My bookseller, Mr. Motte, by my recommendation, dealt with Mr. Hyde[2]; there are some accounts between them, and Hyde is in his debt. He has desired me to speak to Mr. Hyde's executors to state the account, that Mr. Motte may be in a way to recover the balance. I wish you would step to Mr. Hyde's house, and inquire how that matter stands, and how Mr. Motte is to be paid. I suppose Mr. Hyde died in good circumstances, and that there will be no danger of his creditors suffering by his death.

I enclose a letter to Mr. Motte, which you will be so kind to send to the postoffice.

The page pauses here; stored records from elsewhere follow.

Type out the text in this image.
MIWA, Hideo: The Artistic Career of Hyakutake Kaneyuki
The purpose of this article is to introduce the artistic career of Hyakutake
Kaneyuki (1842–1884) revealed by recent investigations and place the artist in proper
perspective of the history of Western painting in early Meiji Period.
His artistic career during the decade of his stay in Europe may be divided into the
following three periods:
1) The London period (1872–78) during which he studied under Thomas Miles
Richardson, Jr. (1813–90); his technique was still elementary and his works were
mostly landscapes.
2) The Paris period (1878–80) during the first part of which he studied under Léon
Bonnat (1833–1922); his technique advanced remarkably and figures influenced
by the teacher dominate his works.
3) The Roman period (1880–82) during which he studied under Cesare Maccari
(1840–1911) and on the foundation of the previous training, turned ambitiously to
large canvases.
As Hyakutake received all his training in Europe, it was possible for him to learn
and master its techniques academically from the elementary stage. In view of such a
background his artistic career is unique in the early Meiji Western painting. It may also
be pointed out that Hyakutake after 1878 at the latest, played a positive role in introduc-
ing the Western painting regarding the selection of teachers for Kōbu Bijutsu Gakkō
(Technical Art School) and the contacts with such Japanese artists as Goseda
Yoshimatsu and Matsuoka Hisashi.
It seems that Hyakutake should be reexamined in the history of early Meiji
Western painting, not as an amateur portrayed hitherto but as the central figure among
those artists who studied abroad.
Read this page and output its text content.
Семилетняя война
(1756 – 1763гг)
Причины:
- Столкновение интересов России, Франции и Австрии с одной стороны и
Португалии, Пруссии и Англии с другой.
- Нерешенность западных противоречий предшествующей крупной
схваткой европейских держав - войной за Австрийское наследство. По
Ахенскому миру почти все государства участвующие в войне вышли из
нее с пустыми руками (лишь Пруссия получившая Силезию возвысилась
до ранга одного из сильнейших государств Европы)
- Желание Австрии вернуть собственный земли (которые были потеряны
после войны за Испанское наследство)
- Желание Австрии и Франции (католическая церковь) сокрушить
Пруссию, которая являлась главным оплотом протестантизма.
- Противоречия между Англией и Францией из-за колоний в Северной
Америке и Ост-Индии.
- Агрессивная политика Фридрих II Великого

I desire, likewise, that you will make Mrs. Brent buy a bottle of usquebaugh, and leave it with the woman who keeps sir Arthur Acheson's house in Capel street, and desire her to deliver it to captain Creichton[3], who lodges at the Pied Horse, in Capel street, and is to bring down other things to my lady Acheson.

My most humble service to Mrs. Worrall, Mrs. Dingley, and love to Mrs. Brent.

I wish you all a happy new year.

  1. Edward Davis, lord viscount Mountcashell, dying a bachelor in July 1736, the title became extinct; but it was revived in 1766 in the person of James More, esq.
  2. Mr. John Hyde, an eminent bookseller of Dublin, of fair good character.
  3. Whose Memoirs are printed in volume x, p. 318.